I left the Navy in 1996 and married again in 1997. We had a strong, what I thought to be solid, relationship. We attended church together, he was still in the Navy, we were trying to build a business together. Then he deployed. My whole world came crashing in on me again. My mother came out to help me while he was gone (I was injured while on active duty and had issues with heavy lifting and being around some chemicals). About a month after he left, I began to spiral again. This was really bad! I wasn’t able to keep anything down, I was losing weight – FAST, I wouldn’t stop crying. I wound up having to go to a psychiatrist and they got him home from the Middle East within days. He was gone 4 of the 6 months, but it seemed like an eternity. I didn’t realise just how much I depended on him until he was gone and it just drained me emotionally and physically.
He received a discharge to take care of me, we moved to Las Vegas to live with my dad until we could get on our feet. What was supposed to be a wonderful new adventure together wound up putting me in the bowels of HELL! Within months of moving there, he began doing things that can only be described as disgusting – and that’s putting it mildly! I wound up spending 9 days at Nellis AF Base Hospital in the psych ward to get it together. I wanted to die. I didn’t want anything to do with this world anymore. The last straw was when my dad came home early from a camping trip to find him in my bed with a teenager wearing my lingerie. And then he only denied everything. (I wonder if he took his cue from the President at that time?) This was 1998 and I was finding myself going through my second divorce. I was in flight mode again and looking to get out! I wound up moving in with someone in Flagstaff (a co-worker) and we were together until 2001 when I went back to Michigan to start my college education and he went to Colorado to start his new career. I began shutting off emotionally in 1998 and only recently have allowed myself to feel anything again. Oh, I have had good times since leaving Arizona. I have had truly wonderful times, but I haven’t had the courage to open my heart to the possibility of love and having someone in my life.

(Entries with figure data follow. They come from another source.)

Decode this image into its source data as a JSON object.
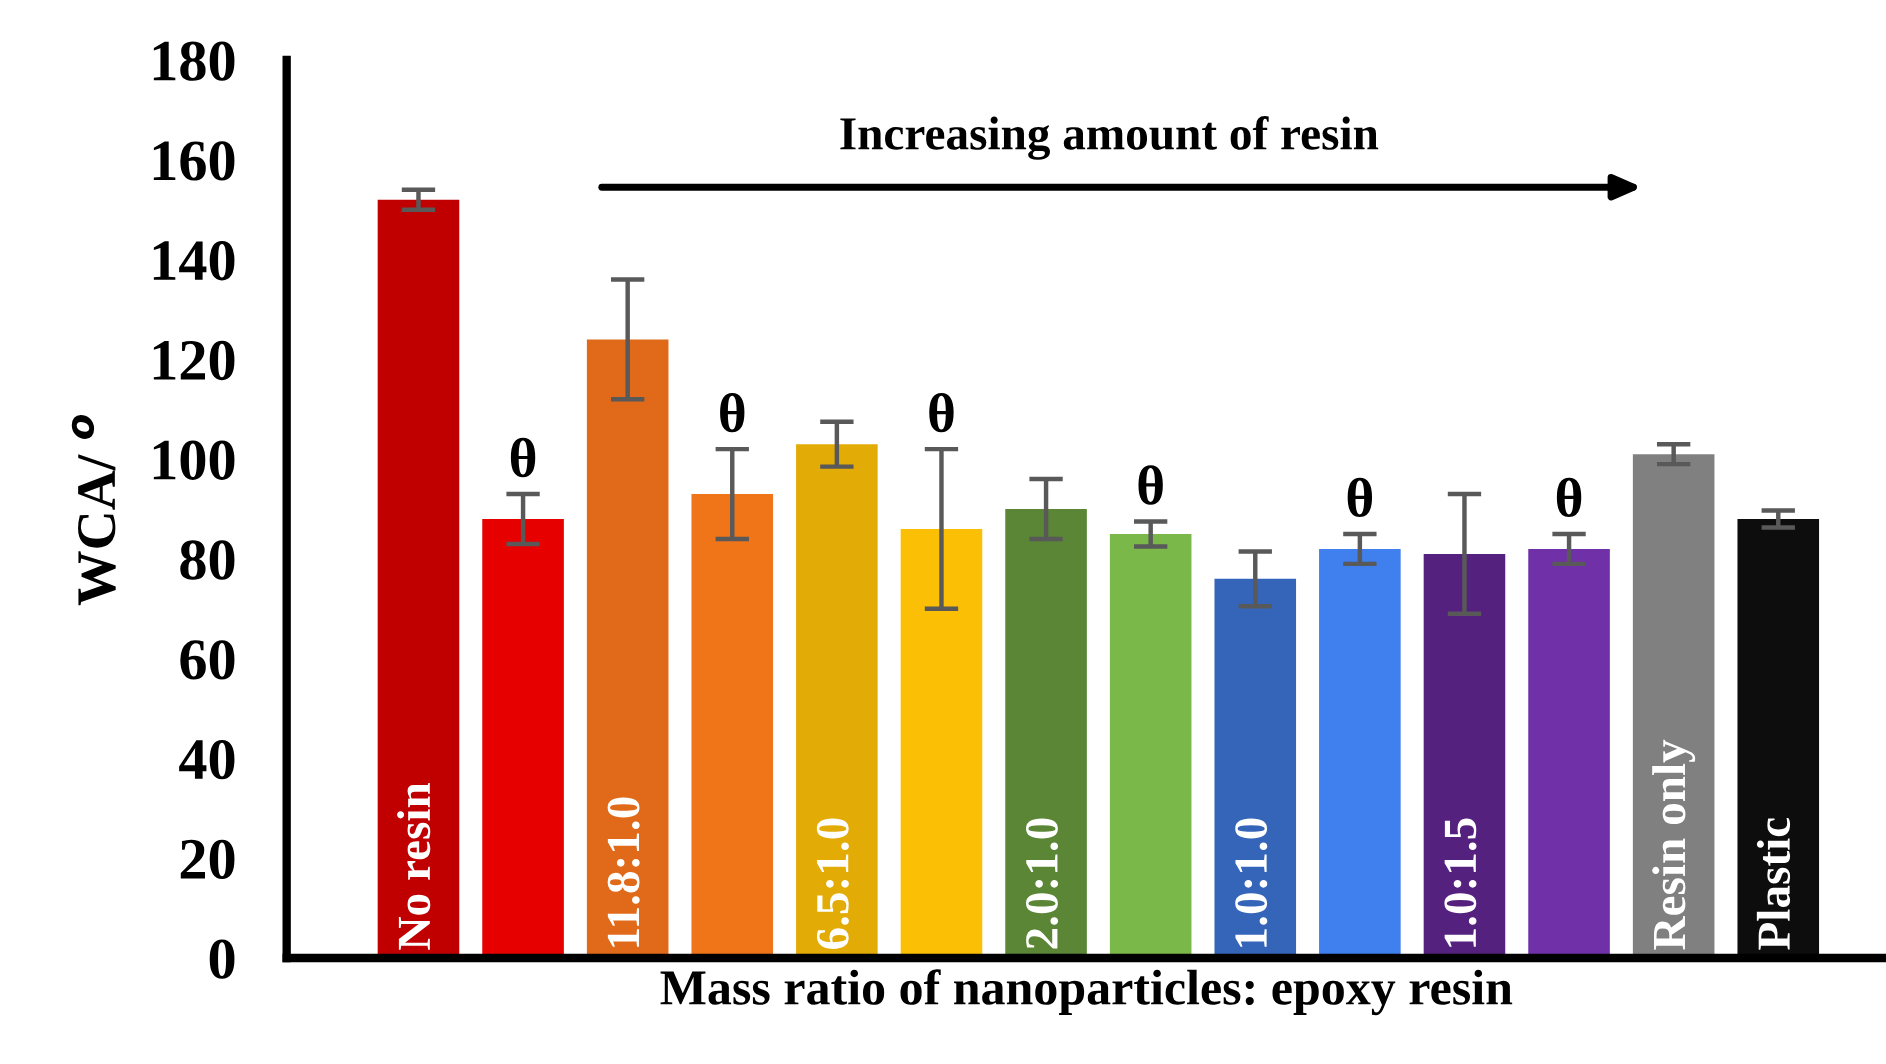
{
  "chart_data": {
    "type": "bar",
    "xlabel": "Mass ratio of nanoparticles: epoxy resin",
    "ylabel": "WCA/ $^{o}$",
    "categories": [
      "No resin",
      null,
      "11.8:1.0",
      null,
      "6.5:1.0",
      null,
      "2.0:1.0",
      null,
      "1.0:1.0",
      null,
      "1.0:1.5",
      null,
      "Resin only",
      "Plastic"
    ],
    "values": [
      152,
      88,
      124,
      93,
      103,
      86,
      90,
      85,
      76,
      82,
      81,
      82,
      101,
      88
    ],
    "errors": [
      2,
      5,
      12,
      9,
      4.5,
      16,
      6,
      2.5,
      5.5,
      3,
      12,
      3,
      2,
      1.7
    ],
    "colors": [
      "#c00000",
      "#e60000",
      "#e06a1a",
      "#f07418",
      "#e2ab06",
      "#fbbf06",
      "#5a8636",
      "#7ab84a",
      "#3565b8",
      "#3f7fee",
      "#55217e",
      "#7030a8",
      "#808080",
      "#0d0d0d"
    ],
    "value_labels": [
      null,
      "θ",
      null,
      "θ",
      null,
      "θ",
      null,
      "θ",
      null,
      "θ",
      null,
      "θ",
      null,
      null
    ],
    "annotations": [
      "Increasing amount of resin"
    ],
    "ylim": [
      0,
      180
    ],
    "yticks": [
      0,
      20,
      40,
      60,
      80,
      100,
      120,
      140,
      160,
      180
    ],
    "grid": false,
    "legend": false
  }
}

So, the past few weeks have found me searching for answers. Shutting down a little bit, and opening up emotionally. I have cried and cried and cried. I cried for my dad’s illness and what we are going through right now. I have cried for my daughter, Brinea. I have even cried for my marriages and their failures. I turned 39 recently and found myself thinking “My life wasn’t supposed to be like this at this age”. But, maybe it was. Maybe it is exactly what God wanted me to go through to get to where I am today. I know there is someone for me and I really want to move on with my life and with that someone. Who he is, only God knows. But I sure hope He tells me soon, because I have never felt so alone in my life until these emotions welled up and spilled over. Words can’t describe how I feel at this moment in my life, but there are several verses that keep running through my head: Psalm 23 and I Corinthians 13:4. I also think on Job and his trials and tribulations.
With God, ALL things are possible, so I must give and let God. He knows my heart. He knows what I seek. And only He has the answer I need.
Thanks for reading this post! I don’t expect comments. I just needed to express myself and try to clear some of this from my mind, if only for today.